Hills of Mexico (unfinished)
From the unreleased Basement Tapes

Going to Alcapoco
Available on The Basement Tapes

Nothing was Delivered
Available on The Basement Tapes

I Dreamed I Saw St. Augustine
Available on John Wesley Harding

Lily, Rosemary, and the Jack of Hearts
From the original version of Blood on the Tracks

* * * * *

I often argue that I listen to popular music mostly for the lyrics. I support this with my fondness for Bob Dylan and folk music and how I can easily be turned off from a band or song if they have no redeemable lyrics. When I’m in a particularly theoretical mindset I try to quantify the percentages that lyrics and music matter to me in a song or composition. Obviously, on one extreme, in instrumental music the music matters 100%. However, I find it much more difficult to quantify the side of the spectra where the lyrics matter more. For example, at times I can say that I listen to Bob Dylan more for the lyrics than the music but I cannot pinpoint the percentage that lyrics matter.

I drew all but two songs for my second Bob Dylan compilation from the four Bob Dylan albums that I listen to the most. In regards to the point above, I think that people really underestimate the musical significance and quality in Bob Dylan’s recordings. Ever since he went electric, Bob Dylan has consistently hired, recorded, and toured with some of the best working musicians in rock and roll. For example, I think that I often listen to Highway 61 Revisited, Blonde on Blonde, and The Basement Tapes as much for the music, if not more so, as for the lyrics.

For a number of years I considered Queen Jane Approximately my favorite Bob Dylan song. I’ve always loved its almost surreal description of everything falling apart and the chorus and music ambience that both offer some sort of bittersweet reconciliation and hope.

Visions of Johanna as well as the entire Blonde on Blonde album offers some of the best mergers of lyrics and music in Bob Dylan’s catalogue.

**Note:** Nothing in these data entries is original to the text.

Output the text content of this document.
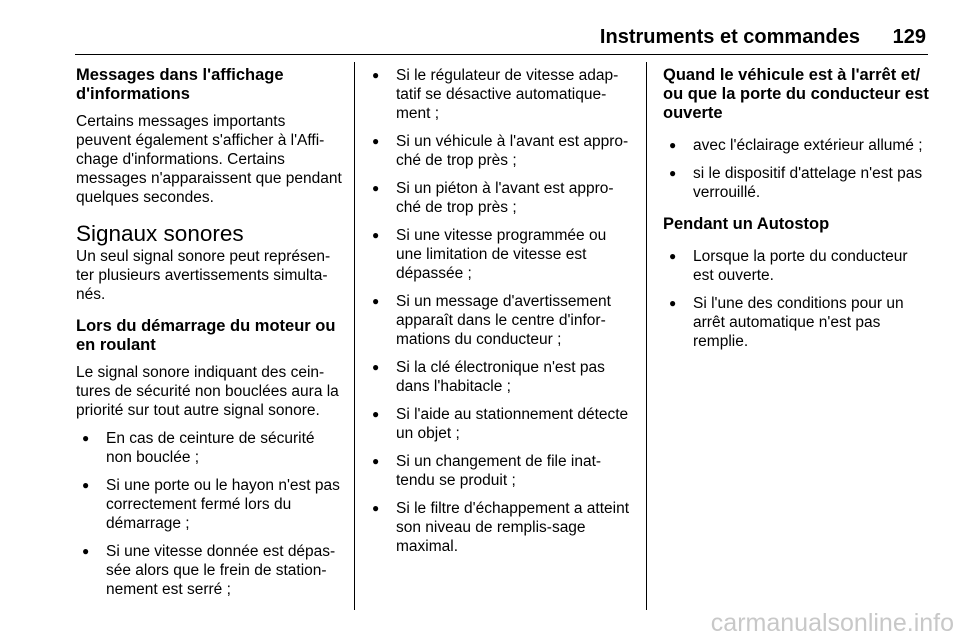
Instruments et commandes	129
Messages dans l'affichage d'informations

Certains messages importants peuvent également s'afficher à l'Affi-chage d'informations. Certains messages n'apparaissent que pendant quelques secondes.

Signaux sonores

Un seul signal sonore peut représen-ter plusieurs avertissements simulta-nés.

Lors du démarrage du moteur ou en roulant

Le signal sonore indiquant des cein-tures de sécurité non bouclées aura la priorité sur tout autre signal sonore.

● En cas de ceinture de sécurité non bouclée ;
● Si une porte ou le hayon n'est pas correctement fermé lors du démarrage ;
● Si une vitesse donnée est dépas-sée alors que le frein de station-nement est serré ;
● Si le régulateur de vitesse adap-tatif se désactive automatique-ment ;
● Si un véhicule à l'avant est appro-ché de trop près ;
● Si un piéton à l'avant est appro-ché de trop près ;
● Si une vitesse programmée ou une limitation de vitesse est dépassée ;
● Si un message d'avertissement apparaît dans le centre d'infor-mations du conducteur ;
● Si la clé électronique n'est pas dans l'habitacle ;
● Si l'aide au stationnement détecte un objet ;
● Si un changement de file inat-tendu se produit ;
● Si le filtre d'échappement a atteint son niveau de remplis-sage maximal.
Quand le véhicule est à l'arrêt et/ ou que la porte du conducteur est ouverte
● avec l'éclairage extérieur allumé ;
● si le dispositif d'attelage n'est pas verrouillé.
Pendant un Autostop
● Lorsque la porte du conducteur est ouverte.
● Si l'une des conditions pour un arrêt automatique n'est pas remplie.
carmanualsonline.info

For me this song describes what a mixed blessing it is to realize that memories, longing, dreams, and visions can sometimes last long beyond their initial fleeting appearance.

Hills of Mexico is an old traditional song (I mostly know the Woody Guthrie version) that, after taking a while to get started, starts to cook like some of the best stuff on Time Out of Mind. It’s a shame Dylan forgot the lyrics. Going to Alcapoco and Nothing Was Delivered are two of my favorite down-and-out songs of Bob Dylan and The Band. I Dreamed I Saw St. Augustine is one of the last songs I used to perform regularly in my folky days.

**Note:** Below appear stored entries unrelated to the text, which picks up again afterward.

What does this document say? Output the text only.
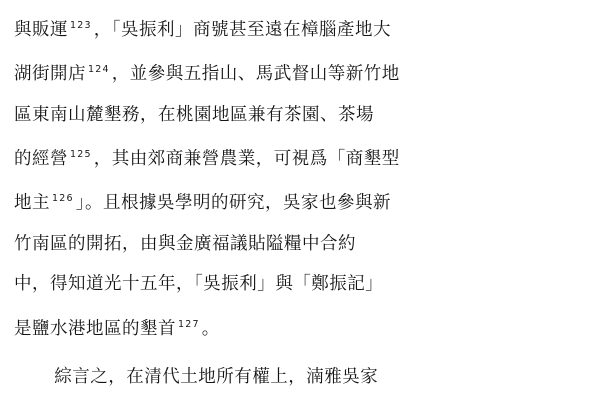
與販運 $^{123}$ ，「吳振利」商號甚至遠在樟腦產地大
湖街開店 $^{124}$ ，並參與五指山、馬武督山等新竹地
區東南山麓墾務，在桃園地區兼有茶園、茶場
的經營 $^{125}$ ，其由郊商兼營農業，可視爲「商墾型
地主 $^{126}$ 」。且根據吳學明的研究，吳家也參與新
竹南區的開拓，由與金廣福議貼隘糧中合約
中，得知道光十五年，「吳振利」與「鄭振記」
是鹽水港地區的墾首 $^{127}$ 。

綜言之，在清代土地所有權上，湳雅吳家
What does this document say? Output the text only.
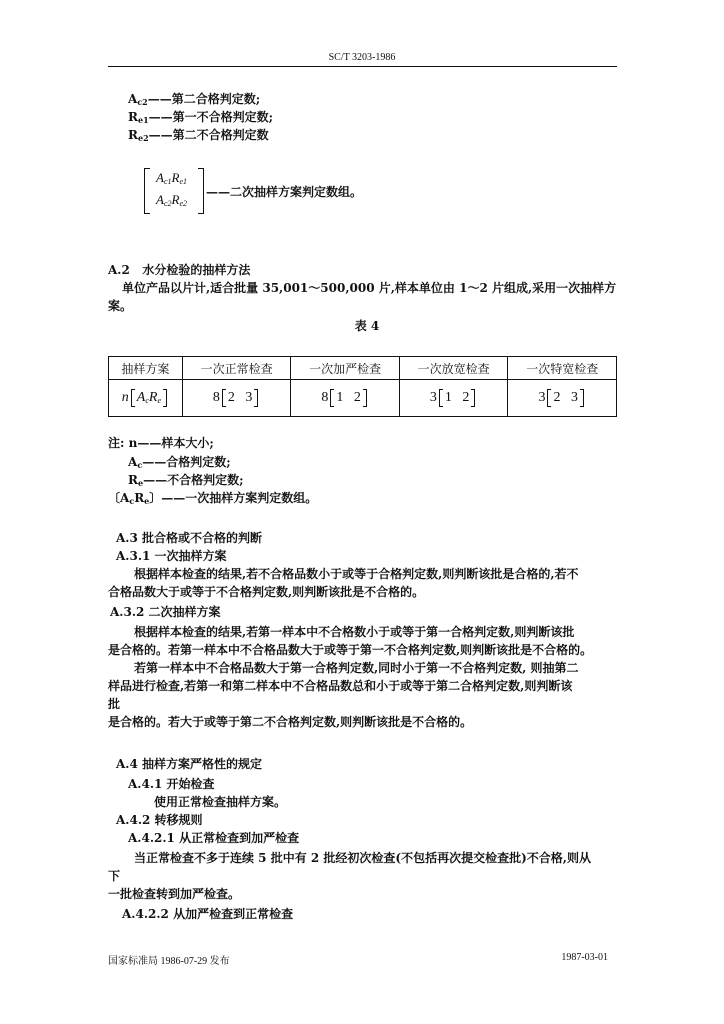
SC/T 3203-1986
$A_{c2}——$第二合格判定数;
$R_{e1}——$第一不合格判定数;
$R_{e2}——$第二不合格判定数
Ac1Re1
Ac2Re2
——二次抽样方案判定数组。
A.2 水分检验的抽样方法
单位产品以片计,适合批量 35,001～500,000 片,样本单位由 1～2 片组成,采用一次抽样方
案。
表 4
抽样方案	一次正常检查	一次加严检查	一次放宽检查	一次特宽检查
n AcRe	8 2 3	8 1 2	3 1 2	3 2 3
注: n——样本大小;
$A_c——$合格判定数;
$R_e——$不合格判定数;
〔$A_cR_e$〕——一次抽样方案判定数组。
A.3 批合格或不合格的判断
A.3.1 一次抽样方案
根据样本检查的结果,若不合格品数小于或等于合格判定数,则判断该批是合格的,若不
合格品数大于或等于不合格判定数,则判断该批是不合格的。
A.3.2 二次抽样方案
根据样本检查的结果,若第一样本中不合格数小于或等于第一合格判定数,则判断该批
是合格的。若第一样本中不合格品数大于或等于第一不合格判定数,则判断该批是不合格的。
若第一样本中不合格品数大于第一合格判定数,同时小于第一不合格判定数, 则抽第二
样品进行检查,若第一和第二样本中不合格品数总和小于或等于第二合格判定数,则判断该
批
是合格的。若大于或等于第二不合格判定数,则判断该批是不合格的。
A.4 抽样方案严格性的规定
A.4.1 开始检查
使用正常检查抽样方案。
A.4.2 转移规则
A.4.2.1 从正常检查到加严检查
当正常检查不多于连续 5 批中有 2 批经初次检查(不包括再次提交检查批)不合格,则从
下
一批检查转到加严检查。
A.4.2.2 从加严检查到正常检查
国家标准局 1986-07-29 发布	1987-03-01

I consider Blood on Tracks to Bob Dylan’s lyrical masterpiece. The album took many years to unfold and grow on me. It wasn’t until I knew many of the lyrics by heart that they started to come back to me suddenly making sense at the most opportune moments. (This includes the Dylan line I quote the most “Been shooting in the dark too long/when something’s not right it’s wrong…”)

For years I had neglected Lily, Rosemary, and the Jack of Hearts because of the organ part on the released recording. In fact, it wasn’t until I found a copy of the original unreleased version of Blood on the Tracks that I began to appreciate this song as well as the rest of the album. In the album’s original version, there is a certain simple unified directness that I think the released version lacks; it’s this a certain sloppy honesty that makes a story like Lily, Rosemary, and the Jack of Hearts so much more personal and approachable. Personally, I almost think it’s dishonest to play this song with a band because, although it may be told in the third person, it demonstrates that the workings of imagination and the outside world can sometimes ring far truer than anything we attempt to describe about ourselves.